IMO, criminals should be left out of occupational categories and left to crime, black sheep, historical figures, or whatever, but it's not my call and we're a collaborative site.
oh please, don't create that category!  Nowadays it has derogatory connotations also.  lol.  Do we need categories for everything that was ever engaged in by a person?  We'd need categories for the 2 oldest professions also, those being whores (temple or otherwise) and shamans/witch doctors, however you want to call them.  There comes a point where categories get created that are just too unspecific and general, and not very useful for any research purposes.
Danielle, I was just joking!!
so was I.  :D
+4 votes

Actually, it should be [[Category: Homemakers]], because occupation names should be plural.

by Greg Slade G2G6 Pilot (368k points)
It is the category name, Greg, as it exists.
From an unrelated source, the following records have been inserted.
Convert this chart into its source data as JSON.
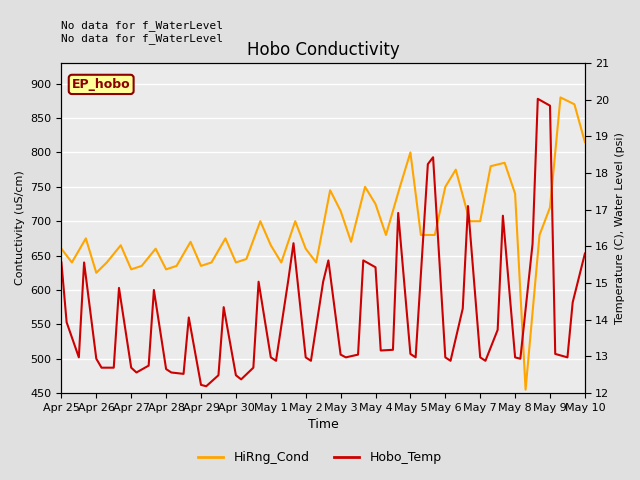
{
  "title": "Hobo Conductivity",
  "xlabel": "Time",
  "ylabel_left": "Contuctivity (uS/cm)",
  "ylabel_right": "Temperature (C), Water Level (psi)",
  "annotation_line1": "No data for f_WaterLevel",
  "annotation_line2": "No data for f_WaterLevel",
  "legend_label_box": "EP_hobo",
  "legend_entries": [
    "HiRng_Cond",
    "Hobo_Temp"
  ],
  "legend_colors": [
    "#FFA500",
    "#CC0000"
  ],
  "ylim_left": [
    450,
    930
  ],
  "ylim_right": [
    12.0,
    21.0
  ],
  "yticks_left": [
    450,
    500,
    550,
    600,
    650,
    700,
    750,
    800,
    850,
    900
  ],
  "yticks_right": [
    12.0,
    13.0,
    14.0,
    15.0,
    16.0,
    17.0,
    18.0,
    19.0,
    20.0,
    21.0
  ],
  "xtick_labels": [
    "Apr 25",
    "Apr 26",
    "Apr 27",
    "Apr 28",
    "Apr 29",
    "Apr 30",
    "May 1",
    "May 2",
    "May 3",
    "May 4",
    "May 5",
    "May 6",
    "May 7",
    "May 8",
    "May 9",
    "May 10"
  ],
  "background_color": "#E0E0E0",
  "plot_bg_color": "#EBEBEB",
  "grid_color": "#FFFFFF",
  "orange_color": "#FFA500",
  "red_color": "#CC0000",
  "cond_x": [
    0.0,
    0.3,
    0.7,
    1.0,
    1.3,
    1.7,
    2.0,
    2.3,
    2.7,
    3.0,
    3.3,
    3.7,
    4.0,
    4.3,
    4.7,
    5.0,
    5.3,
    5.7,
    6.0,
    6.3,
    6.7,
    7.0,
    7.3,
    7.7,
    8.0,
    8.3,
    8.7,
    9.0,
    9.3,
    9.7,
    10.0,
    10.3,
    10.7,
    11.0,
    11.3,
    11.7,
    12.0,
    12.3,
    12.7,
    13.0,
    13.3,
    13.7,
    14.0,
    14.3,
    14.7,
    15.0
  ],
  "cond_y": [
    660,
    640,
    675,
    625,
    640,
    665,
    630,
    635,
    660,
    630,
    635,
    670,
    635,
    640,
    675,
    640,
    645,
    700,
    665,
    640,
    700,
    660,
    640,
    745,
    715,
    670,
    750,
    725,
    680,
    750,
    800,
    680,
    680,
    750,
    775,
    700,
    700,
    780,
    785,
    740,
    455,
    680,
    720,
    880,
    870,
    815
  ],
  "temp_x": [
    0.0,
    0.15,
    0.5,
    0.65,
    1.0,
    1.15,
    1.5,
    1.65,
    2.0,
    2.15,
    2.5,
    2.65,
    3.0,
    3.15,
    3.5,
    3.65,
    4.0,
    4.15,
    4.5,
    4.65,
    5.0,
    5.15,
    5.5,
    5.65,
    6.0,
    6.15,
    6.5,
    6.65,
    7.0,
    7.15,
    7.5,
    7.65,
    8.0,
    8.15,
    8.5,
    8.65,
    9.0,
    9.15,
    9.5,
    9.65,
    10.0,
    10.15,
    10.5,
    10.65,
    11.0,
    11.15,
    11.5,
    11.65,
    12.0,
    12.15,
    12.5,
    12.65,
    13.0,
    13.15,
    13.5,
    13.65,
    14.0,
    14.15,
    14.5,
    14.65,
    15.0
  ],
  "temp_y": [
    640,
    553,
    502,
    640,
    500,
    487,
    487,
    603,
    487,
    480,
    490,
    600,
    485,
    480,
    478,
    560,
    462,
    460,
    476,
    575,
    476,
    470,
    487,
    612,
    502,
    497,
    614,
    668,
    502,
    497,
    612,
    643,
    506,
    502,
    506,
    643,
    633,
    512,
    513,
    712,
    507,
    502,
    783,
    793,
    502,
    497,
    573,
    722,
    502,
    497,
    542,
    708,
    502,
    500,
    667,
    878,
    868,
    507,
    502,
    582,
    653
  ]
}
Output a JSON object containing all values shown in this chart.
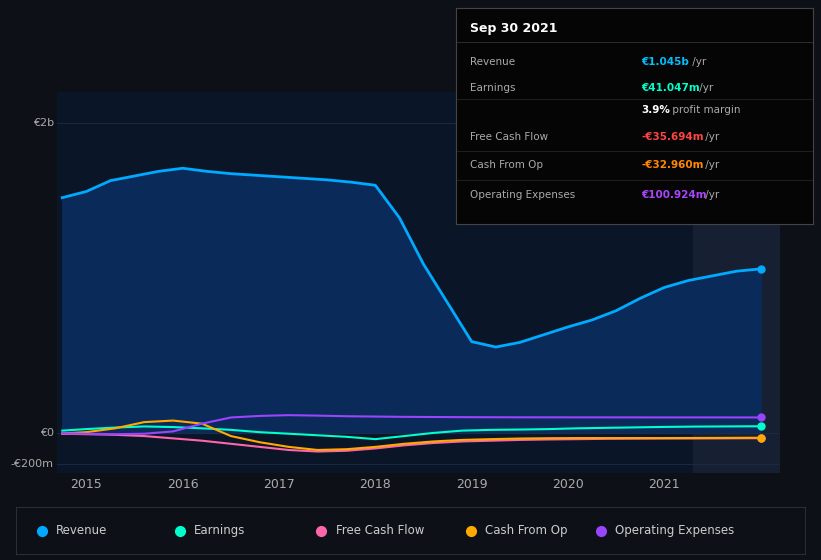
{
  "background_color": "#0d1117",
  "plot_bg_color": "#0a1628",
  "grid_color": "#1e2d45",
  "title_box": {
    "title": "Sep 30 2021",
    "rows": [
      {
        "label": "Revenue",
        "value": "€1.045b",
        "suffix": " /yr",
        "value_color": "#00bfff"
      },
      {
        "label": "Earnings",
        "value": "€41.047m",
        "suffix": " /yr",
        "value_color": "#00ffcc"
      },
      {
        "label": "",
        "value": "3.9%",
        "suffix": " profit margin",
        "value_color": "#ffffff"
      },
      {
        "label": "Free Cash Flow",
        "value": "-€35.694m",
        "suffix": " /yr",
        "value_color": "#ff4444"
      },
      {
        "label": "Cash From Op",
        "value": "-€32.960m",
        "suffix": " /yr",
        "value_color": "#ff8800"
      },
      {
        "label": "Operating Expenses",
        "value": "€100.924m",
        "suffix": " /yr",
        "value_color": "#aa44ff"
      }
    ]
  },
  "ylim": [
    -260000000,
    2200000000
  ],
  "xlim": [
    2014.7,
    2022.2
  ],
  "xticks": [
    2015,
    2016,
    2017,
    2018,
    2019,
    2020,
    2021
  ],
  "highlight_start": 2021.3,
  "highlight_color": "#162032",
  "series": {
    "revenue": {
      "color": "#00aaff",
      "fill_color": "#0a2a5a",
      "label": "Revenue",
      "x": [
        2014.75,
        2015.0,
        2015.25,
        2015.5,
        2015.75,
        2016.0,
        2016.25,
        2016.5,
        2016.75,
        2017.0,
        2017.25,
        2017.5,
        2017.75,
        2018.0,
        2018.25,
        2018.5,
        2018.75,
        2019.0,
        2019.25,
        2019.5,
        2019.75,
        2020.0,
        2020.25,
        2020.5,
        2020.75,
        2021.0,
        2021.25,
        2021.5,
        2021.75,
        2022.0
      ],
      "y": [
        1520000000,
        1560000000,
        1630000000,
        1660000000,
        1690000000,
        1710000000,
        1690000000,
        1675000000,
        1665000000,
        1655000000,
        1645000000,
        1635000000,
        1620000000,
        1600000000,
        1390000000,
        1090000000,
        840000000,
        590000000,
        555000000,
        585000000,
        635000000,
        685000000,
        730000000,
        790000000,
        870000000,
        940000000,
        985000000,
        1015000000,
        1045000000,
        1060000000
      ]
    },
    "earnings": {
      "color": "#00ffcc",
      "label": "Earnings",
      "x": [
        2014.75,
        2015.0,
        2015.3,
        2015.6,
        2015.9,
        2016.2,
        2016.5,
        2016.8,
        2017.1,
        2017.4,
        2017.7,
        2018.0,
        2018.3,
        2018.6,
        2018.9,
        2019.2,
        2019.5,
        2019.8,
        2020.1,
        2020.4,
        2020.7,
        2021.0,
        2021.3,
        2021.6,
        2021.9,
        2022.0
      ],
      "y": [
        15000000,
        25000000,
        35000000,
        42000000,
        38000000,
        30000000,
        20000000,
        5000000,
        -5000000,
        -15000000,
        -25000000,
        -40000000,
        -20000000,
        0,
        15000000,
        20000000,
        22000000,
        25000000,
        30000000,
        33000000,
        36000000,
        39000000,
        41000000,
        42000000,
        43000000,
        43000000
      ]
    },
    "free_cash_flow": {
      "color": "#ff66aa",
      "label": "Free Cash Flow",
      "x": [
        2014.75,
        2015.0,
        2015.3,
        2015.6,
        2015.9,
        2016.2,
        2016.5,
        2016.8,
        2017.1,
        2017.4,
        2017.7,
        2018.0,
        2018.3,
        2018.6,
        2018.9,
        2019.2,
        2019.5,
        2019.8,
        2020.1,
        2020.4,
        2020.7,
        2021.0,
        2021.3,
        2021.6,
        2021.9,
        2022.0
      ],
      "y": [
        -5000000,
        -8000000,
        -12000000,
        -20000000,
        -35000000,
        -50000000,
        -70000000,
        -90000000,
        -110000000,
        -120000000,
        -115000000,
        -100000000,
        -80000000,
        -65000000,
        -55000000,
        -50000000,
        -45000000,
        -42000000,
        -40000000,
        -38000000,
        -37000000,
        -36000000,
        -35694000,
        -35000000,
        -34000000,
        -34000000
      ]
    },
    "cash_from_op": {
      "color": "#ffaa00",
      "label": "Cash From Op",
      "x": [
        2014.75,
        2015.0,
        2015.3,
        2015.6,
        2015.9,
        2016.2,
        2016.5,
        2016.8,
        2017.1,
        2017.4,
        2017.7,
        2018.0,
        2018.3,
        2018.6,
        2018.9,
        2019.2,
        2019.5,
        2019.8,
        2020.1,
        2020.4,
        2020.7,
        2021.0,
        2021.3,
        2021.6,
        2021.9,
        2022.0
      ],
      "y": [
        -3000000,
        5000000,
        30000000,
        70000000,
        80000000,
        60000000,
        -20000000,
        -60000000,
        -90000000,
        -110000000,
        -105000000,
        -90000000,
        -70000000,
        -55000000,
        -45000000,
        -40000000,
        -36000000,
        -34000000,
        -33000000,
        -33000000,
        -33000000,
        -32960000,
        -32500000,
        -32000000,
        -31000000,
        -31000000
      ]
    },
    "operating_expenses": {
      "color": "#9944ff",
      "label": "Operating Expenses",
      "x": [
        2014.75,
        2015.0,
        2015.3,
        2015.6,
        2015.9,
        2016.2,
        2016.5,
        2016.8,
        2017.1,
        2017.4,
        2017.7,
        2018.0,
        2018.3,
        2018.6,
        2018.9,
        2019.2,
        2019.5,
        2019.8,
        2020.1,
        2020.4,
        2020.7,
        2021.0,
        2021.3,
        2021.6,
        2021.9,
        2022.0
      ],
      "y": [
        -2000000,
        -5000000,
        -8000000,
        -5000000,
        10000000,
        60000000,
        100000000,
        110000000,
        115000000,
        112000000,
        108000000,
        106000000,
        104000000,
        103000000,
        102000000,
        101500000,
        101000000,
        100924000,
        100800000,
        100700000,
        100600000,
        100500000,
        100400000,
        100300000,
        100200000,
        100000000
      ]
    }
  }
}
There are 373 members of the category.
+2 votes

 - Homemaker Danielle Liard - -  ? my  question would be ? are you finding them because they are a "Census" answer to an occupation ? , or are they from a gedcom up load from another site - and so on - and are they from a particular country/state, and range of years, as in 1800's - -

The 'problem' is similar to the use of the prefix field - ? - for - Mr - Private - Mrs - Sargent , and so on - there are too many of them - - -

I feel the "WikiTree" answer is best - describe it in the Bio, if it makes sense there - - Mary Smith was a caring homemaker and wife - - -

cheers - ja


by John Andrewartha G2G6 Mach 5 (59.9k points)
no John, categories don't come with gedcoms, somebody has been entering these manually, and the profiles that brought this to my attention are French-Canadian, so even the language is wrong.

this profile from ancestry, is my example = - Macpherson-51 created 17 Sep 2011 This page has been accessed 202 times.


This biography is a rough draft. It was auto-generated by a GEDCOM import and needs to be edited.


Occupation: Wood Sawyer[1]

User ID

User ID: D8D7A2EE5E13433D8522F560C1DC75D51312

occupation description in Gedcoms doesn't link to a [[category:xyz]] that I know of, so that's not it.